I have been on testosterone for almost a decade, and am blessed with perfectly healed top surgery that’s sprouted just enough fuzz to cover the scars. My transness doesn’t affect me much. I exist in what appears on the outside to be a traditional cisgender heterosexual (cis-het) relationship.

I am privileged to live a very quiet life compared to many of my trans and non binary siblings. With the exception of a recent brush with a builder yelling “I’m a real boy!” in a Pinocchio voice from the heights of his scaffolding; most of the time my dealings with transphobia is fleeting remarks made by acquaintances. People who don’t know my trans status. All I can do is let my cheeks burn red with angst as I am unable to call them out without putting myself in danger. Being a ‘stealth’ trans man means a lifetime of letting things slide and really picking your battles.


How does that relate to surgery?

I have previously visited St Peter’s for a consultation with a surgeon. If you’re not familiar with FTM bottom surgery, here’a quick overview. I have the option to have part or all of my reproductive system removed. Some men will have a full hysterectomy, others may decided to keep their ovaries. Others may pass over this part of the process entirely. 

The second decision I have to make is if I want a metoidioplasty or a phalloplasty. The first is sort of a case of the surgeon re-sculpting the area and any clitoral growth (an effect of taking testosterone). They turn it into something like a micro penis. The second of these procedures involves skin grafts from the leg/arm depending on the patient’s weight, and then the surgeon using said graft in conjunction with one of a number of implants which enable the resulting penis to get erect. If you want to use your penis for penetrative sex, they say you need to have a phalloplasty.

When I visited St Peters, the consultant only really wanted to talk to me about phalloplasty. That meant I came away from the hospital not really knowing all the facts about my treatment options.

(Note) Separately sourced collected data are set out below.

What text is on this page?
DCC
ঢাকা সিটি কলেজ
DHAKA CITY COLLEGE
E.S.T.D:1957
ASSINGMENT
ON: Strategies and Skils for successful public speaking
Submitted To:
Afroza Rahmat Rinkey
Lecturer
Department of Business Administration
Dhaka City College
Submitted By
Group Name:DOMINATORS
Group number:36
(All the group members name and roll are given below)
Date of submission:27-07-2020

I made the decision to put my treatment on hold so I could figure this out for myself.

After some research on the internet, connecting with the transmasc community online, and a few personal revelations. I know what surgery is actually right for me personally. I’ve mentally freed myself of the pressure enforced by the world to undergo extensive surgery just to make me look more like a cis gender man. Having a big swinging dick isn’t central to masculinity. That idea is as harmful to cis people as it is to trans people. By all accounts I consider myself more masculine than a number of my cis male friends. So I went and I got my GP to put in the referral back to Gender Identity Clinic (GIC).  By virtue of having stepped out the queue to talk to St Peter’s as I’d not been given enough information and had to go away and find out for myself, I found myself back at the beginning of the waiting list to access treatment. The additional two years means that before I access this surgery I will have been in the medical transition process for 13 years since I first went to my GP in 2009.

With the news of St Peter’s losing its contract, even with my re-referal to the GIC (of which I am now one year into a two year wait) my treatment has nowhere to go and I cannot afford this treatment privately. I am so grateful for the NHS for getting me this far. I have gone from experiencing gender dysphoria roughly 98% of the time, to about 20%. There’s still a piece of the puzzle missing and not only can I not have that – I can’t say it out loud without revealing to the world that I’m trans.